Öner, başörtüsünü çıkarmak için kendisini ikna etmeye çalışan Nur
Serter'in gözlerinin içine bakarak 'Neden?' diye sorduğunu ancak
cevap alamadığını anlattı.
Toplumun her kesiminde derin izler bırakan 28 Şubat'ın en büyük mağdurları başörtülü öğrenciler,
yasakçı zihniyetin hukuksuz uygulamalarını bir yandan yargıya taşımaya çalışırken, diğer taraftan yarım bıraktıkları eğitimlerine yeniden başlamanın mücadelesini veriyor. İkna odası uygulamasını başlatan
Nur Serter hakkında, başörtüsü mağduru arkadaşı Hanife Gökdemir'le birlikte suç duyurusunda bulunan Nevin Öner, ikna odasından çıktıktan 13 yıl sonra, okuduğu
İstanbul Üniversitesi'ne geri döndü.
'SADECE GÖREVİMİZ' DEDİ
Nur Serter'in o dönemde
İstanbul Üniversitesi Rektör Yardımcısı olduğunu belirten Öner, Serter'le karşılaşmasını şöyle anlattı: "Birçok arkadaşımız yasak nedeniyle ya okuldan atılıyor ya da üniversite kapısında beklemek zorunda kalıyordu.

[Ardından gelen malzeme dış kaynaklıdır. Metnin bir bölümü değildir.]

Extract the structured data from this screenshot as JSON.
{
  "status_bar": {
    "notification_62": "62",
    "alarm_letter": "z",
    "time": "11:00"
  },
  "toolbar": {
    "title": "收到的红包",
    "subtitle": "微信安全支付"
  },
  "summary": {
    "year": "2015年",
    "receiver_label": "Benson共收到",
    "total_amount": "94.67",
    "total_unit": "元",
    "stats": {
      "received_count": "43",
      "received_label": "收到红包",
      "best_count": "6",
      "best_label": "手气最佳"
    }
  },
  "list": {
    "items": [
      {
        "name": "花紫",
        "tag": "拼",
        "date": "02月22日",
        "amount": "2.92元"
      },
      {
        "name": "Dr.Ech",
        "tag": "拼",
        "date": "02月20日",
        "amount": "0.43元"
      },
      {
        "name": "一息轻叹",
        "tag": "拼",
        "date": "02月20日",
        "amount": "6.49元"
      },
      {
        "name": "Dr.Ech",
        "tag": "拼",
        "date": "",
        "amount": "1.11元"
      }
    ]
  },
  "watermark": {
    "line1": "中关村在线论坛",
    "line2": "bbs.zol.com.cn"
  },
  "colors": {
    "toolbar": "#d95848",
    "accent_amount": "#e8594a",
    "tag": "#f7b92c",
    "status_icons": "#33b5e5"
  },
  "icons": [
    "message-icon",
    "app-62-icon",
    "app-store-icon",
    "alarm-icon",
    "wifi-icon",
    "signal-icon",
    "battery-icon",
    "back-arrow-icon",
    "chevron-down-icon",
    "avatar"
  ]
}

Avcılar Kampüsü'ne giderek Nur Serter'i buldum. Etrafındakilerinin neredeyse tamamında Çağdaş Yaşamı Destekleme Derneği'nin poşetlerini taşıyan öğrenciler vardı. Kendi öğrencilerine burs dağıtıyorlardı. O sırada bir öğrencinin babasının yanında başörtüsünü çıkarıp ağlayarak onu yırttığını gördüm. Hüngür hüngür ağlıyordu. Kızı tanımıyordum ama bu olay o kadar dokunmuştu ki, Nur Serter'e, tüm bunları neden yaptıklarını sordum. Neden dedim. Bana çok sakin bir şekilde sadece 'görevimiz' dedi. Çaresizliğim önümde o denli büyüktü ki, Allah'a sığınmaktan başka seçenek yoktu önümüzde."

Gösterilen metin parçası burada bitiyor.